White’s Chicago Bulls-leading 83 overall rating comes off of the heels of an excellent 2024-25 campaign. Last season he averaged 20.4 points, 3.7 rebounds, 4.5 assists and 0.9 steals per game on a 60% True Shooting Percentage. White also managed to hoist up a career-best 7.9 attempts per game from 3-point range, a feat that is even more impressive when you consider that he actually saw his minutes per game drop slightly from the 2024 season.

Rounding out the top three for the Bulls in NBA 2K26 is Nikola Vucevic and Josh Giddey, both rated at 82 overall. While obviously not an exact science, it is interesting that the 2K26 ratings see Giddey and Vucevic as equals heading in the 2025-25 season.

Vucevic averaged another solid double-double for Chicago (18.5 PPG, 10.1 RPG) and saw his 3-point shooting bounce back in a major way (40.2% from deep in ‘24-’25).

Defensive issues once again came into play for Vucevic, whose general lack of lateral quickness limits scheme versatility for head coaches, as it did for Billy Donovan in Chicago’s 109-90 Play-In loss to the Miami Heat. But Vucevic is still a serviceable starting center, with consistency on offense that is useful and his latest 2K rating reflects that. Plus, all of Chicago’s struggle in the Play-In can’t be blamed on him. The Bulls had trouble containing the Heat scorers on the perimeter, primarily Tyler Herro who went for 38 points. He exploited the poor perimeter defense of White and Josh Giddey.

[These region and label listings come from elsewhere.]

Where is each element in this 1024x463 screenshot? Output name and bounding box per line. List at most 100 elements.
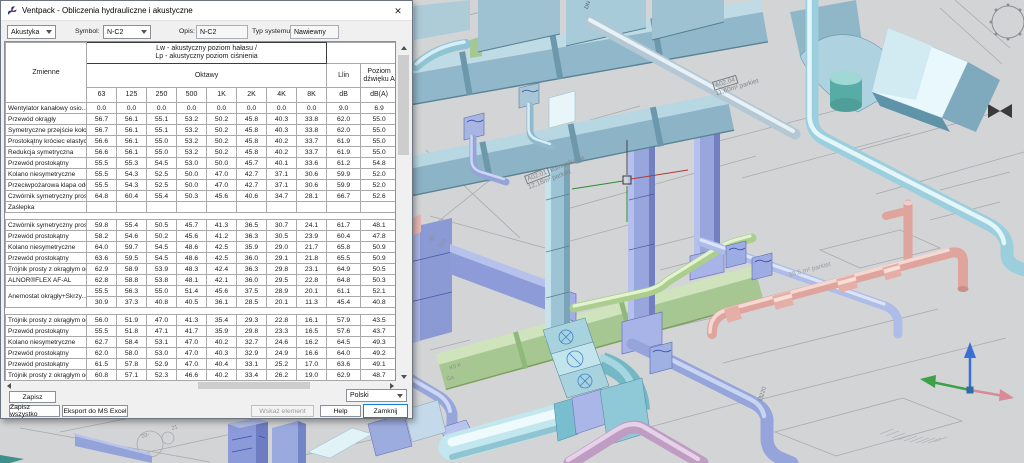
close-button[interactable]: ✕ [384, 1, 412, 21]
table-row: Przewód prostokątny62.058.053.047.040.33… [6, 348, 397, 359]
cell-value: 21.7 [297, 242, 327, 253]
cell-value: 56.6 [87, 147, 117, 158]
row-label[interactable]: Przewód prostokątny [6, 253, 87, 264]
cell-value: 41.3 [177, 315, 207, 326]
scroll-thumb[interactable] [198, 382, 310, 389]
cell-value: 33.8 [297, 125, 327, 136]
cell-value: 29.3 [237, 315, 267, 326]
table-row: Prostokątny króciec elastycz56.656.155.0… [6, 136, 397, 147]
row-label[interactable]: Przeciwpożarowa klapa odci [6, 180, 87, 191]
language-select-value: Polski [350, 392, 369, 399]
cell-value: 0.0 [267, 103, 297, 114]
cell-value: 52.0 [361, 180, 396, 191]
cell-value: 40.8 [147, 297, 177, 308]
row-label[interactable]: Przewód prostokątny [6, 348, 87, 359]
row-label[interactable]: Symetryczne przejście koło/ [6, 125, 87, 136]
cell-value: 53.8 [147, 275, 177, 286]
table-vertical-scrollbar[interactable] [396, 41, 411, 383]
arrow-right-icon [390, 383, 394, 389]
row-label[interactable]: Przewód prostokątny [6, 158, 87, 169]
row-label[interactable]: Kolano niesymetryczne [6, 242, 87, 253]
row-label[interactable]: Wentylator kanałowy osio... [6, 103, 87, 114]
table-row: Redukcja symetryczna56.656.155.053.250.2… [6, 147, 397, 158]
help-button[interactable]: Help [320, 405, 361, 417]
teal-cylinder[interactable] [830, 71, 862, 112]
row-label[interactable]: Anemostat okrągły+Skrzy... [6, 286, 87, 308]
cell-value: 42.7 [237, 169, 267, 180]
cell-value: 55.5 [87, 169, 117, 180]
cell-value: 50.3 [361, 275, 396, 286]
export-excel-button[interactable]: Eksport do MS Excel [62, 405, 128, 417]
row-label[interactable]: Przewód prostokątny [6, 359, 87, 370]
cell-value: 60.4 [117, 191, 147, 202]
cell-value: 52.9 [147, 359, 177, 370]
cell-value: 64.5 [327, 337, 361, 348]
cell-value: 55.0 [361, 114, 396, 125]
cell-value [361, 202, 396, 213]
gap-cell [6, 308, 397, 315]
arrow-up-icon [401, 46, 407, 50]
row-label[interactable]: Czwórnik symetryczny prosto [6, 220, 87, 231]
title-bar[interactable]: Ventpack - Obliczenia hydrauliczne i aku… [1, 1, 412, 21]
row-label[interactable]: Trójnik prosty z okrągłym od [6, 264, 87, 275]
header-col: 63 [87, 88, 117, 103]
row-label[interactable]: Przewód prostokątny [6, 326, 87, 337]
acoustic-table-body: Wentylator kanałowy osio...0.00.00.00.00… [6, 103, 397, 381]
acoustic-table: Zmienne Lw - akustyczny poziom hałasu / … [4, 41, 396, 383]
row-label[interactable]: Czwórnik symetryczny prosto [6, 191, 87, 202]
table-row: Przewód prostokątny55.555.354.553.050.04… [6, 158, 397, 169]
row-label[interactable]: Przewód prostokątny [6, 231, 87, 242]
typ-systemu-field[interactable]: Nawiewny [290, 25, 339, 39]
header-poziom: Poziom dźwięku A [361, 64, 396, 88]
row-label[interactable]: Trójnik prosty z okrągłym od [6, 370, 87, 381]
symbol-select[interactable]: N-C2 [103, 25, 151, 39]
mode-select[interactable]: Akustyka [7, 25, 56, 39]
cell-value: 21.8 [297, 253, 327, 264]
cell-value: 33.7 [297, 136, 327, 147]
row-label[interactable]: Zaślepka [6, 202, 87, 213]
cell-value: 0.0 [177, 103, 207, 114]
scroll-left-button[interactable] [4, 381, 13, 390]
save-button[interactable]: Zapisz [9, 391, 56, 403]
cell-value: 40.4 [207, 359, 237, 370]
table-row: Symetryczne przejście koło/56.756.155.15… [6, 125, 397, 136]
cell-value: 50.2 [207, 147, 237, 158]
cell-value: 40.2 [207, 370, 237, 381]
arrow-left-icon [7, 383, 11, 389]
row-label[interactable]: ALNOR®FLEX AF-AL [6, 275, 87, 286]
row-label[interactable]: Kolano niesymetryczne [6, 169, 87, 180]
cell-value: 45.8 [237, 125, 267, 136]
cell-value: 59.9 [327, 169, 361, 180]
cell-value: 28.9 [267, 286, 297, 297]
table-row: Przeciwpożarowa klapa odci55.554.352.550… [6, 180, 397, 191]
cell-value: 55.3 [117, 158, 147, 169]
scroll-down-button[interactable] [397, 370, 410, 383]
opis-field[interactable]: N-C2 [196, 25, 248, 39]
cell-value: 36.0 [237, 253, 267, 264]
header-llin: Llin [327, 64, 361, 88]
cell-value: 64.8 [327, 275, 361, 286]
scroll-thumb[interactable] [398, 55, 409, 155]
cell-value [207, 202, 237, 213]
cell-value: 23.1 [297, 264, 327, 275]
cell-value: 33.4 [237, 370, 267, 381]
cell-value: 16.2 [297, 337, 327, 348]
table-horizontal-scrollbar[interactable] [4, 381, 396, 390]
cell-value: 62.9 [87, 264, 117, 275]
close-dialog-button[interactable]: Zamknij [363, 404, 408, 418]
row-label[interactable]: Trójnik prosty z okrągłym od [6, 315, 87, 326]
cell-value: 62.0 [327, 125, 361, 136]
plan-note: 21 [171, 425, 179, 433]
cell-value: 56.1 [117, 136, 147, 147]
save-all-button[interactable]: Zapisz wszystko [9, 405, 60, 417]
row-label[interactable]: Prostokątny króciec elastycz [6, 136, 87, 147]
language-select[interactable]: Polski [346, 389, 407, 402]
scroll-up-button[interactable] [397, 41, 410, 54]
cell-value [237, 202, 267, 213]
row-label[interactable]: Kolano niesymetryczne [6, 337, 87, 348]
row-label[interactable]: Redukcja symetryczna [6, 147, 87, 158]
cell-value: 50.9 [361, 253, 396, 264]
cell-value: 54.5 [147, 253, 177, 264]
row-label[interactable]: Przewód okrągły [6, 114, 87, 125]
cell-value: 36.5 [237, 220, 267, 231]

Giddey averaged 14.6 points, 8.1 rebounds, 7.2 assists and 1.2 steals per game while showing major improvement as a floor-spacer, knocking down 37.8% of his 3-point FGs. The 6-foot-8 Australian guard saw his true coming out party down the stretch of the season, where he exploded for a number of huge performances that included triple-doubles and even a game-winning shot to take down the star-studded Los Angeles Lakers.

The NBA 2K26 ratings don’t see the Bulls as an Eastern Conference juggernaut, and while the actual figures themselves can be debated, the ratings grouping the Bulls top-three players so close together feels accurate for a group that ran an egalitarian offense in 2025.